Speaking on the Bulandshahr incident days after the violence, Adityanath had said it was an accident and the law was taking its course. On Wednesday, he said it was a political conspiracy.

The Andolan members now plan to visit the affected area in Bulandshahr next week as part of a fact-finding effort.

CPM Lok Sabha MP Jitendra Choudhury, who was part of the delegation, said the family was disappointed with the manner in which inspector Singh was left to deal with the mob on his own by his juniors and seniors alike; very unlike the “esprit de corps” that security personnel show in such situations.

The police officer, he said, had been attacked with knives before being shot. “There were 24 knife/sword wounds on his body and no effort was made to call for reinforcements in the two hours that the mob went on the rampage.”

The violence had taken place after cow carcasses were found in a field in a village when thousands of Muslims were in Bulandshahr for a religious meet. The field’s owner wanted to bury the carcasses but “outsiders” led by Bajrang Dal district convener Yogesh Raj had taken the carcasses to a police outpost and resorted to vandalism. Yogesh is absconding.

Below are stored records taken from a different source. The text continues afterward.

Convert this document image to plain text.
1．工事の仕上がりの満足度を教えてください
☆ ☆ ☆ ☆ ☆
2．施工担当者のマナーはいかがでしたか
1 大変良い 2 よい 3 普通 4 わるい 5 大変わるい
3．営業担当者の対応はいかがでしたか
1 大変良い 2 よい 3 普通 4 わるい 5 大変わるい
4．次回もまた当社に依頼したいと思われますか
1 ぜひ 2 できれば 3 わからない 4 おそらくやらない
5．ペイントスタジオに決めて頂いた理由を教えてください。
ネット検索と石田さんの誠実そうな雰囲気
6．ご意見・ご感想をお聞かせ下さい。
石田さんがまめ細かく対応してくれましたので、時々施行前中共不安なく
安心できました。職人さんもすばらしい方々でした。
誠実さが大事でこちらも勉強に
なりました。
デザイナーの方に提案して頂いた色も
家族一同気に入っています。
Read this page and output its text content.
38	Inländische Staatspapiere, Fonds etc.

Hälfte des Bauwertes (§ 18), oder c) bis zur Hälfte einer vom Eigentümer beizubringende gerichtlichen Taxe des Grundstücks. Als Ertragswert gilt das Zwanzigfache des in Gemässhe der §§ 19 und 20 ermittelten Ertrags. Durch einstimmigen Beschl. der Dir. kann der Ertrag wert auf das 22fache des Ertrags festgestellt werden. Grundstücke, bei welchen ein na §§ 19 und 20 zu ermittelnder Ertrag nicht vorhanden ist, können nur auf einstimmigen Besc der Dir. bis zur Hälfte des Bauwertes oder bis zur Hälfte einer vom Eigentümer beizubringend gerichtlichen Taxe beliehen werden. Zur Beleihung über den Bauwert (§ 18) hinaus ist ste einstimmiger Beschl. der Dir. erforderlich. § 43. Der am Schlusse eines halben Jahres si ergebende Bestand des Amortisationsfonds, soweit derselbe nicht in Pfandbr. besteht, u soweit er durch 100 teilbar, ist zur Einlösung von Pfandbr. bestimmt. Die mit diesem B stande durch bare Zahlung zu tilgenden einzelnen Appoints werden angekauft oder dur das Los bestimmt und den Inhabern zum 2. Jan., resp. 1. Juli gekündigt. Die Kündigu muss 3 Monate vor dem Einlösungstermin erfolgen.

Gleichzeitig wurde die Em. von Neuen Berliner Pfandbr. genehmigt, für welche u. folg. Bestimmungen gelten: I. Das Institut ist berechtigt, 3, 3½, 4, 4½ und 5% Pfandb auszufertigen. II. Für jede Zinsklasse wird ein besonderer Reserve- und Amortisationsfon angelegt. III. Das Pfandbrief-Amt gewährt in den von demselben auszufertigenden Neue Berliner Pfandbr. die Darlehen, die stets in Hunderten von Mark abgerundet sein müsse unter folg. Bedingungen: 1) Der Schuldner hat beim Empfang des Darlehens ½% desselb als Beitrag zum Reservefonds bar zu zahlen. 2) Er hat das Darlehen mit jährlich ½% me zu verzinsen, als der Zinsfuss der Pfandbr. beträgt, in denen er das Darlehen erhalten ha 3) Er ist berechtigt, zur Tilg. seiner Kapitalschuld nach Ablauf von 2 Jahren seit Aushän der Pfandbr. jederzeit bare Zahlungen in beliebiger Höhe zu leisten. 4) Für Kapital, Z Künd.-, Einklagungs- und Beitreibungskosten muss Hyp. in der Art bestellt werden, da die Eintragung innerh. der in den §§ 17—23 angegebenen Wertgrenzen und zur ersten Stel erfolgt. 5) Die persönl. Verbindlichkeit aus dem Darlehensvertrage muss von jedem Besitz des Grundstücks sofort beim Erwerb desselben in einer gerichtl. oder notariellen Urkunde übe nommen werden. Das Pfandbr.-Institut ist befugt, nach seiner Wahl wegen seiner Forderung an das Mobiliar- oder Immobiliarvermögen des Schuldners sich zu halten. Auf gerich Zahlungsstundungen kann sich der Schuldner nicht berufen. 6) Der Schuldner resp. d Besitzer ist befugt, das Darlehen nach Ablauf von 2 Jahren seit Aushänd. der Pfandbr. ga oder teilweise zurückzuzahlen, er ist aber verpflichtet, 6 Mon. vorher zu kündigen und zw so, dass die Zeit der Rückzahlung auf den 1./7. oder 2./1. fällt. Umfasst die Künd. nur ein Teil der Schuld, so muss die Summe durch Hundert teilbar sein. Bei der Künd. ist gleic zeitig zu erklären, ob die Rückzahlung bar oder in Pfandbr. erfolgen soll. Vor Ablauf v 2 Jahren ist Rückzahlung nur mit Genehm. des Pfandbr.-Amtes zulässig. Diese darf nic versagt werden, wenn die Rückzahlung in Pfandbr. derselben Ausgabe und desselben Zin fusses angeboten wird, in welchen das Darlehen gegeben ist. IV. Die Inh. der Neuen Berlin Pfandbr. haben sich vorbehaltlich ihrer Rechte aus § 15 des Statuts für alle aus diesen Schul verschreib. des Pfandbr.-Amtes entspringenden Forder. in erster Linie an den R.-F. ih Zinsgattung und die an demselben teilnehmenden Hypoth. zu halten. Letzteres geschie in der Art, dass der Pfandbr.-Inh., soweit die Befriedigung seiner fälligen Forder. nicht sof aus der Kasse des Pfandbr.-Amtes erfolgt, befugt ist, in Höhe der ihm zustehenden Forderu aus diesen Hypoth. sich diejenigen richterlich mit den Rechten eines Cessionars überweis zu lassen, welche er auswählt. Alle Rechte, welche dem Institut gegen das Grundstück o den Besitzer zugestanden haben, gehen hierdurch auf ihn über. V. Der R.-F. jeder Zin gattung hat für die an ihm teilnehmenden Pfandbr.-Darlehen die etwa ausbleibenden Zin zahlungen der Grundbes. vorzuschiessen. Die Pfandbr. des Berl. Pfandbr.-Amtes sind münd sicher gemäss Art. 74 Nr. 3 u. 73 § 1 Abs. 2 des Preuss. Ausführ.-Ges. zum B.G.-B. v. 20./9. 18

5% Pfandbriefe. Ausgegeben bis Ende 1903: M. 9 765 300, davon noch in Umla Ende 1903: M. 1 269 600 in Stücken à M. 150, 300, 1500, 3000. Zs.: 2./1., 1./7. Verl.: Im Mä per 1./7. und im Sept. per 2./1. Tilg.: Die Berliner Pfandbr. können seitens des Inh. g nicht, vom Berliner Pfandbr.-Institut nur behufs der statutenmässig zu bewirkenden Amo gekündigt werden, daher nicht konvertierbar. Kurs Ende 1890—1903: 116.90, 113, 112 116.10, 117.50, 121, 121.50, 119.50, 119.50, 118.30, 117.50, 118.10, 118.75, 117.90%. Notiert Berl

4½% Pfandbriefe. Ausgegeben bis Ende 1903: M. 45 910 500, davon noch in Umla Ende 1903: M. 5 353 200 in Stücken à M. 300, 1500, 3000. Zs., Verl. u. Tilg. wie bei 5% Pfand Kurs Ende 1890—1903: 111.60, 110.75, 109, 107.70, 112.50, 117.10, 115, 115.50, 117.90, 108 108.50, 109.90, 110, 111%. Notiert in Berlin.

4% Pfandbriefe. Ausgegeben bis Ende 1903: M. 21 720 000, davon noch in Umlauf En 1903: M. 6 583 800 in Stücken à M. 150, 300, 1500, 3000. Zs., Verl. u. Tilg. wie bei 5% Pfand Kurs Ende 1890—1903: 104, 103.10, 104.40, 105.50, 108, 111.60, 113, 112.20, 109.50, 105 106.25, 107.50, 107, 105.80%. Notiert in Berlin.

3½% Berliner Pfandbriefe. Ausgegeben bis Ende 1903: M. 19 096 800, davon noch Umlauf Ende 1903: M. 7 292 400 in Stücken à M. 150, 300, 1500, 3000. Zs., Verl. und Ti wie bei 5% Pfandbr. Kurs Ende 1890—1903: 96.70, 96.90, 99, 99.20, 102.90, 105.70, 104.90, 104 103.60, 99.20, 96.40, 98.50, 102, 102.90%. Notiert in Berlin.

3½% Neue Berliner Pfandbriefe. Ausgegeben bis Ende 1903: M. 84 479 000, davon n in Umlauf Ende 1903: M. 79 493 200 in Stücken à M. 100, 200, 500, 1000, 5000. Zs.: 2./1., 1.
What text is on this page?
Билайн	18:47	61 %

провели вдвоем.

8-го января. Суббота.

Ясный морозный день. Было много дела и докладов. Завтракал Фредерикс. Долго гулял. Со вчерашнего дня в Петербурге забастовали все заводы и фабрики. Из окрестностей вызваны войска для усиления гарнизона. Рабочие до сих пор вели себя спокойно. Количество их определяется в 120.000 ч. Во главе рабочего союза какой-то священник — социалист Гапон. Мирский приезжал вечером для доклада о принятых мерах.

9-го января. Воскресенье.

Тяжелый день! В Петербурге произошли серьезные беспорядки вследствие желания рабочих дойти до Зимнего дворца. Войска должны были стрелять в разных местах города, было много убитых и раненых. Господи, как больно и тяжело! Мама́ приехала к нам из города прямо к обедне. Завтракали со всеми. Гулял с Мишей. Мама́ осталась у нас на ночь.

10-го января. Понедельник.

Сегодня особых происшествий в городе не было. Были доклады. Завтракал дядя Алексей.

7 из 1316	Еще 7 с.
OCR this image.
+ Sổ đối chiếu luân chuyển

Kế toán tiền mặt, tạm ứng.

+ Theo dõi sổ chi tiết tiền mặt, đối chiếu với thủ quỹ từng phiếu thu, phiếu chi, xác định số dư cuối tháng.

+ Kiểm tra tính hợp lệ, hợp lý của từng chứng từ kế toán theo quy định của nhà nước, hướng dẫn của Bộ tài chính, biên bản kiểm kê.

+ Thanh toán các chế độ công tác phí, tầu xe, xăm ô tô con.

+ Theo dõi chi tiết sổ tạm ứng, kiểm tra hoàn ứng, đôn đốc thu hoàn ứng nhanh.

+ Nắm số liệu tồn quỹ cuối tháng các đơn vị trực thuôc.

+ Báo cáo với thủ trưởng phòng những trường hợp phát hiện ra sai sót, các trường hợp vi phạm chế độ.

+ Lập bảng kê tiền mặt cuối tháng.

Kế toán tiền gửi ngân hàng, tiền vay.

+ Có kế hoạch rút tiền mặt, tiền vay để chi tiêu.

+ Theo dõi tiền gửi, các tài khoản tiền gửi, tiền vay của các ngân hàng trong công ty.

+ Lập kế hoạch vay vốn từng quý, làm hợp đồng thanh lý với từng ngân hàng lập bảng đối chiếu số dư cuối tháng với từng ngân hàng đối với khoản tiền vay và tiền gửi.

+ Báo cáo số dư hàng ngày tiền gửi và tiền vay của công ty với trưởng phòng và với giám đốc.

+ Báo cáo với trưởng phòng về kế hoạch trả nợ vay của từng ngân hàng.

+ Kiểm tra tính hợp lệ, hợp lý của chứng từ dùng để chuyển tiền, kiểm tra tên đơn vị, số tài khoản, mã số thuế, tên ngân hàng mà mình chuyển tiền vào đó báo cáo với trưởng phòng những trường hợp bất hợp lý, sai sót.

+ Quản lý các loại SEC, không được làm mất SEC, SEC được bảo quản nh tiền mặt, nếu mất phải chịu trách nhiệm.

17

Choudhury and his Rajya Sabha party colleague K.K. Ragesh had given notice for raising the issue in the two Houses of Parliament on Thursday but were unable to do so.

The Andolan has said the ongoing investigation would yield no result as the government appears to care more about cow slaughter than the killing of a police officer. It has called for a high court-monitored probe into the whole incident and also its link to the fact that inspector Singh had investigated the lynching of Mohammad Akhlaque in Dadri in September 2015.

Akhlaque was beaten to death on the unsubstantiated suspicion that he had stored beef in his house.

On Tuesday, 83 retired senior bureaucrats had, in an open letter, urged people to mount pressure for Adityanath’s resignation, calling the Bulandshahr violence a conspiracy that “marks the most dangerous turn yet in the direction taken by the politics of hate in recent times”.